1. I said no to a dance meditation facilitator training course that I was intending to do. During a late-night phone call last week, I believe my friend’s exact words were: “Kim, I don’t want to have to scrape you off the ground!” Accepting that I simply don’t have time in my schedule to do this right now was really relieving.

2. I said no to a position as assistant to film director Mira Nair on her upcoming film in Uganda. Mira’s current assistant extended this offer to me over the Christmas holidays. Although this is one of my dream jobs, I knew it wasn’t the right time: I already have work I love dearly; I don’t have enough money saved to comfortably make an immediate transition between countries; and I want to stay settled in my current city for a while. I trust that a similar opportunity will come again, in a way that works for me.

3. I said no to multiple dinner dates, parties, and nights out. Why? Because I wanted to sleep, or wander around the city by myself without making conversation, or work on my photo stuff. Giving ourselves permission to chill out is always a viable reason for saying no.

Remember those proverbial roses I was talking about earlier on? By saying to no, I’ve given myself more time with which to dilly dally around my neighborhood and, yes, smell the beautiful flowers!
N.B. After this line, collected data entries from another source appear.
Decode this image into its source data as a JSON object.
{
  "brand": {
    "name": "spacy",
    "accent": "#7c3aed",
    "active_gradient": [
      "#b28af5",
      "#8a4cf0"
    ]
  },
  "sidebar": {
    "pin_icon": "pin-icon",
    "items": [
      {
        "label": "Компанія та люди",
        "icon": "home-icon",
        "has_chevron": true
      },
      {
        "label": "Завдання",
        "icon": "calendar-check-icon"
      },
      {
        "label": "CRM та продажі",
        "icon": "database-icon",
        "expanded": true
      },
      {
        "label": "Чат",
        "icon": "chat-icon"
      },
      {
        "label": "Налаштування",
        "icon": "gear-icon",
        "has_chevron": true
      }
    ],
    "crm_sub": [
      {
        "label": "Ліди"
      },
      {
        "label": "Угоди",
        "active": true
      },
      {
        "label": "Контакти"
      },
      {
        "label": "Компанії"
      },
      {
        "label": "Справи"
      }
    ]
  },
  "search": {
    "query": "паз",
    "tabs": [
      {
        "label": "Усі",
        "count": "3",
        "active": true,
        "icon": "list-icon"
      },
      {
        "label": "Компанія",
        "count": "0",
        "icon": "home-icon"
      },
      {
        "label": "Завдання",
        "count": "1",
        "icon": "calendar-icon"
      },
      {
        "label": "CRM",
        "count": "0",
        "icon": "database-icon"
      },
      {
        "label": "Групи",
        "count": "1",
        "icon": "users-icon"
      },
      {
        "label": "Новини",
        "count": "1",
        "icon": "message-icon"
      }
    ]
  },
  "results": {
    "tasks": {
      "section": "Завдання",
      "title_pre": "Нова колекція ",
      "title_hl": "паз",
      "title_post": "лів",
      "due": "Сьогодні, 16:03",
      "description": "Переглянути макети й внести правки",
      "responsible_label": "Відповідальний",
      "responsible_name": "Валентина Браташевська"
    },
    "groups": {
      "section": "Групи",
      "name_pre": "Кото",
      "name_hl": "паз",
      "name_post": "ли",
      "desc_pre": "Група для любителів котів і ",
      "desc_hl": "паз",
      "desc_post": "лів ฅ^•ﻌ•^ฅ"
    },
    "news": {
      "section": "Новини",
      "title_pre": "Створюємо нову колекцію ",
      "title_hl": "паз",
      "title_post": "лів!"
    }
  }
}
It makes a difference to my daily quality of life.

Photo by Kimberly Bryant.

Art, in all its forms, is ultimately about subtraction. With limitless ideas to splash on a canvas or words to type out on a keypad, artists must practice ruthless elimination: murder your darlings — or, Kill Your Darlings — is the most moral crime we can commit. (This is something on which I am personally working!) If we look at our lives as art, saying ‘no’ becomes a way to eliminate unnecessary marks on our page, leaving us with something, hopefully, closer to our authentic truth.

 

Open to the fullness and richness of each moment and subtract anything you are adding.